Sandpipers, phalaropes and allies are in the Scolopacidae (pronounced skoh-loh-PAY-suh-dee) family, a group of ninety-one species of wading birds in twenty-one genera occurring nearly worldwide.
In North America, sixty-five species of sandpipers, phalaropes and allies in eighteen genera have occurred. Included among these birds are the large, long-billed godwits and curlews, the harlequin-like Ruddy Turnstone, and a variety of sandpiper species.
Sandpipers, phalaropes and allies are known for their affinity for the water’s edge. The Sanderling is known for its habit of running on beaches to pursue and retreat from waves in its attempt to remain at the very edge of the water.
Sandpipers, phalaropes and allies range from the sparrow-sized “peeps” to the heron-sized curlews. In general, they have plump bodies, short tails, longish necks with small heads, and long, pointed wings for fast, long distance flight. Leg length varies among species although most have fairly long legs suited for wading. Sandpipers also demonstrate a wide variety of bill sizes and shapes that reflect different feeding behaviors; there are species with short, stubby bills, thin medium length bills, long, thin bills, and decurved bills.
Aside from the Ruddy Turnstone with its striking black, white, and orange plumage with red legs and bill, most sandpipers are plumaged in browns, gray, white, and black although dark red-orange colors are also shown by the breeding plumages of dowitchers and the Red Knot. In most species, these colors are combined for handsome, intricate patterns that act as camouflage and attract mates in the breeding season. During the winter, most species molt into drab gray and white plumages.
Sandpipers, phalaropes and allies occur in a wide variety of aquatic habitats that include mudflats, beaches, shores of ponds, lakes and rivers, and marshes although two members of the family, the Long-billed Curlew and Upland Sandpiper, are grassland birds. Most members of this family breed in the extensive wetlands of the Arctic tundra, utilizing other wetland habitats during migration and winter.

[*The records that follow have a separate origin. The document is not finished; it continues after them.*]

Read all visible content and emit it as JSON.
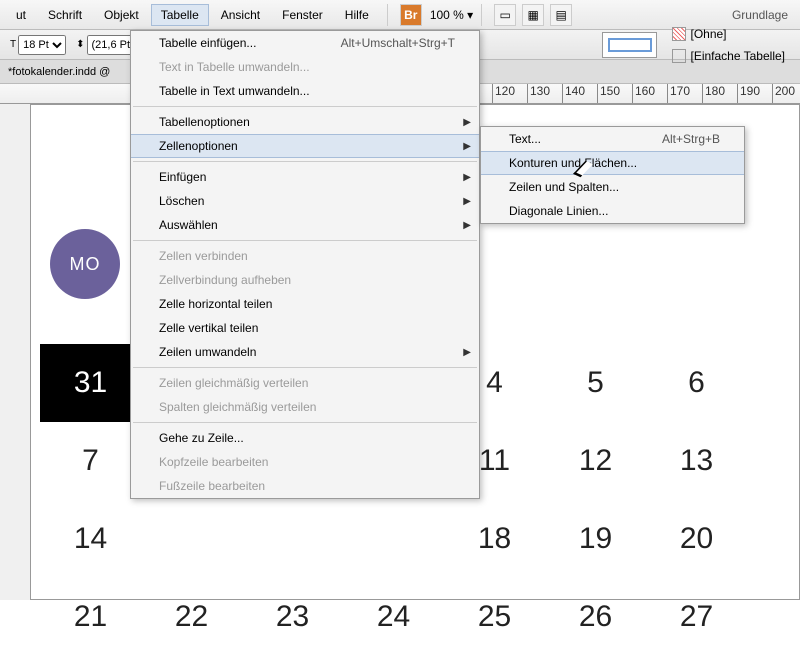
{
  "menubar": {
    "items": [
      "ut",
      "Schrift",
      "Objekt",
      "Tabelle",
      "Ansicht",
      "Fenster",
      "Hilfe"
    ],
    "active_index": 3,
    "br_label": "Br",
    "zoom": "100 % ▾",
    "right": "Grundlage"
  },
  "toolbar": {
    "font_size": "18 Pt",
    "leading": "(21,6 Pt)",
    "style_none": "[Ohne]",
    "style_simple": "[Einfache Tabelle]"
  },
  "tab": {
    "label": "*fotokalender.indd @"
  },
  "ruler": {
    "ticks": [
      "120",
      "130",
      "140",
      "150",
      "160",
      "170",
      "180",
      "190",
      "200"
    ]
  },
  "badge": {
    "label": "MO"
  },
  "calendar": {
    "rows": [
      [
        "31",
        "",
        "",
        "",
        "4",
        "5",
        "6"
      ],
      [
        "7",
        "",
        "",
        "",
        "11",
        "12",
        "13"
      ],
      [
        "14",
        "",
        "",
        "",
        "18",
        "19",
        "20"
      ],
      [
        "21",
        "22",
        "23",
        "24",
        "25",
        "26",
        "27"
      ]
    ],
    "dark_cell": "31"
  },
  "menu_main": [
    {
      "label": "Tabelle einfügen...",
      "shortcut": "Alt+Umschalt+Strg+T"
    },
    {
      "label": "Text in Tabelle umwandeln...",
      "disabled": true
    },
    {
      "label": "Tabelle in Text umwandeln..."
    },
    {
      "sep": true
    },
    {
      "label": "Tabellenoptionen",
      "sub": true
    },
    {
      "label": "Zellenoptionen",
      "sub": true,
      "highlight": true
    },
    {
      "sep": true
    },
    {
      "label": "Einfügen",
      "sub": true
    },
    {
      "label": "Löschen",
      "sub": true
    },
    {
      "label": "Auswählen",
      "sub": true
    },
    {
      "sep": true
    },
    {
      "label": "Zellen verbinden",
      "disabled": true
    },
    {
      "label": "Zellverbindung aufheben",
      "disabled": true
    },
    {
      "label": "Zelle horizontal teilen"
    },
    {
      "label": "Zelle vertikal teilen"
    },
    {
      "label": "Zeilen umwandeln",
      "sub": true
    },
    {
      "sep": true
    },
    {
      "label": "Zeilen gleichmäßig verteilen",
      "disabled": true
    },
    {
      "label": "Spalten gleichmäßig verteilen",
      "disabled": true
    },
    {
      "sep": true
    },
    {
      "label": "Gehe zu Zeile..."
    },
    {
      "label": "Kopfzeile bearbeiten",
      "disabled": true
    },
    {
      "label": "Fußzeile bearbeiten",
      "disabled": true
    }
  ],
  "menu_sub": [
    {
      "label": "Text...",
      "shortcut": "Alt+Strg+B"
    },
    {
      "label": "Konturen und Flächen...",
      "highlight": true
    },
    {
      "label": "Zeilen und Spalten..."
    },
    {
      "label": "Diagonale Linien..."
    }
  ]
}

Most members of this family are migrants, several species flying to South America for the winter.
The majority of sandpipers, phalaropes and allies occur in flocks outside of the breeding season. They can often be seen foraging in mixed flocks for a variety of invertebrates and crustaceans, each species searching for food in a different manner or in different habitats. For example the Least Sandpiper probes just below the mud at water’s edge, dowitchers probe deep into the mud further out in the water, and the Greater Yellowlegs chases small fry with its bill held below the surface of the water.

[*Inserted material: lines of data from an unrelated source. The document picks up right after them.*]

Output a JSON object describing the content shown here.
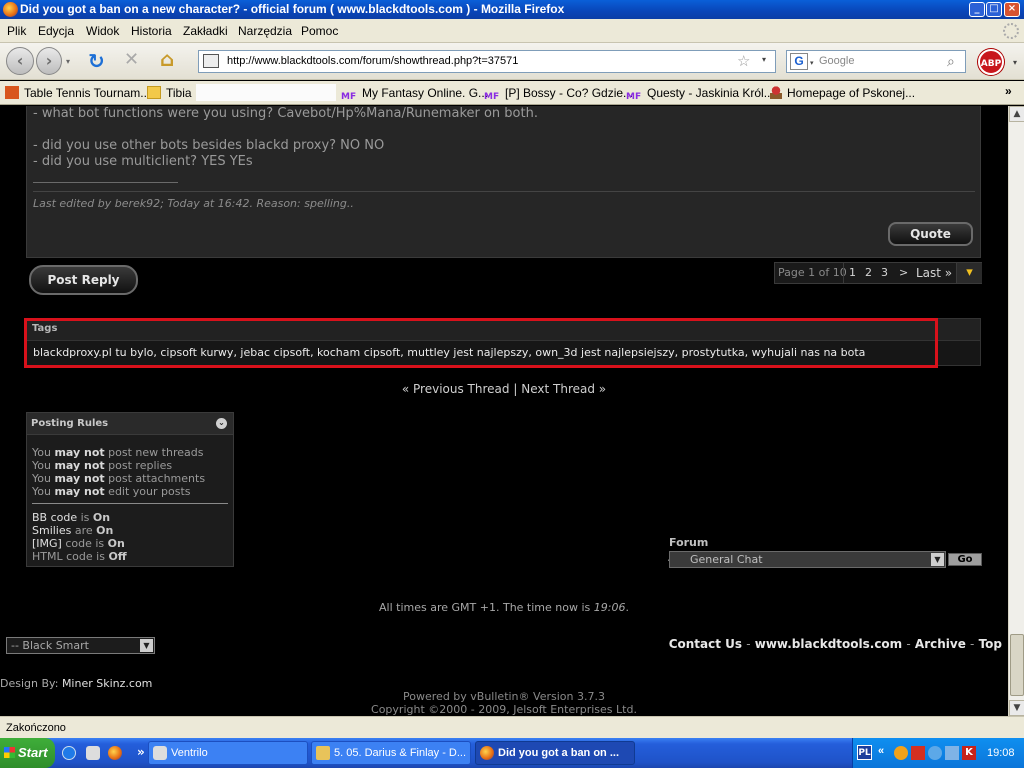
{
  "window": {
    "title": "Did you got a ban on a new character? - official forum ( www.blackdtools.com ) - Mozilla Firefox",
    "minimize_glyph": "_",
    "maximize_glyph": "□",
    "close_glyph": "×"
  },
  "menu": {
    "items": [
      "Plik",
      "Edycja",
      "Widok",
      "Historia",
      "Zakładki",
      "Narzędzia",
      "Pomoc"
    ]
  },
  "nav": {
    "back_glyph": "‹",
    "forward_glyph": "›",
    "reload_glyph": "↻",
    "stop_glyph": "✕",
    "home_glyph": "⌂",
    "url": "http://www.blackdtools.com/forum/showthread.php?t=37571",
    "search_placeholder": "Google",
    "search_engine_letter": "G",
    "abp_label": "ABP"
  },
  "bookmarks": {
    "items": [
      "Table Tennis Tournam...",
      "Tibia",
      "My Fantasy Online. G...",
      "[P] Bossy - Co? Gdzie...",
      "Questy - Jaskinia Król...",
      "Homepage of Pskonej..."
    ],
    "mf_badge": "MF",
    "overflow": "»"
  },
  "post": {
    "line1": "- what bot functions were you using? Cavebot/Hp%Mana/Runemaker on both.",
    "line2": "- did you use other bots besides blackd proxy? NO NO",
    "line3": "- did you use multiclient? YES YEs",
    "edited": "Last edited by berek92; Today at 16:42. Reason: spelling..",
    "quote_label": "Quote"
  },
  "post_reply_label": "Post Reply",
  "pagenav": {
    "label": "Page 1 of 10",
    "pages": [
      "1",
      "2",
      "3"
    ],
    "next": ">",
    "last": "Last »",
    "menu_glyph": "▾"
  },
  "tags": {
    "header": "Tags",
    "list": "blackdproxy.pl tu bylo, cipsoft kurwy, jebac cipsoft, kocham cipsoft, muttley jest najlepszy, own_3d jest najlepsiejszy, prostytutka, wyhujali nas na bota"
  },
  "thread_nav": {
    "prev": "« Previous Thread",
    "sep": "|",
    "next": "Next Thread »"
  },
  "posting_rules": {
    "header": "Posting Rules",
    "collapse_glyph": "⌄",
    "you": "You",
    "may_not": "may not",
    "rules": [
      "post new threads",
      "post replies",
      "post attachments",
      "edit your posts"
    ],
    "codes": [
      {
        "name": "BB code",
        "mid": "is",
        "state": "On"
      },
      {
        "name": "Smilies",
        "mid": "are",
        "state": "On"
      },
      {
        "name": "[IMG]",
        "mid": "code is",
        "state": "On"
      },
      {
        "name": "HTML code",
        "mid": "is",
        "state": "Off"
      }
    ]
  },
  "forum_jump": {
    "label": "Forum Jump",
    "selected": "General Chat",
    "go": "Go"
  },
  "time_info": {
    "prefix": "All times are GMT +1. The time now is",
    "time": "19:06",
    "suffix": "."
  },
  "style_select": "-- Black Smart",
  "footer": {
    "links": [
      "Contact Us",
      "www.blackdtools.com",
      "Archive",
      "Top"
    ],
    "sep": "-",
    "design_prefix": "Design By:",
    "design_link": "Miner Skinz.com",
    "powered": "Powered by vBulletin® Version 3.7.3",
    "copyright": "Copyright ©2000 - 2009, Jelsoft Enterprises Ltd."
  },
  "statusbar": "Zakończono",
  "taskbar": {
    "start": "Start",
    "buttons": [
      "Ventrilo",
      "5. 05. Darius & Finlay - D...",
      "Did you got a ban on ..."
    ],
    "lang": "PL",
    "clock": "19:08",
    "overflow": "»"
  },
  "colors": {
    "highlight_box": "#d8111b",
    "background": "#000000",
    "post_bg": "#262626",
    "taskbar": "#245edb",
    "titlebar": "#0a5fd8"
  }
}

Although not considered endangered, populations of the Red Knot in eastern North America have been steeply falling because of over harvesting of the Horseshoe Crab; the eggs of which serve as their main food source during a critical migration stop-over in the Delaware Bay.
The Eskimo Curlew plays a role similar to that of the enigmatic and controversial Ivory-billed Woodpecker. A historically common bird, by the start of the twentieth century, it became very rare due to overhunting. Since then, unlike other shorebird species that were also heavily hunted, it has not recovered and might be extinct. A sliver of hope is kept alive, though, by documented sightings in the 1960’s, undocumented sightings since then, and the fact that it breeds and winters in very remote areas.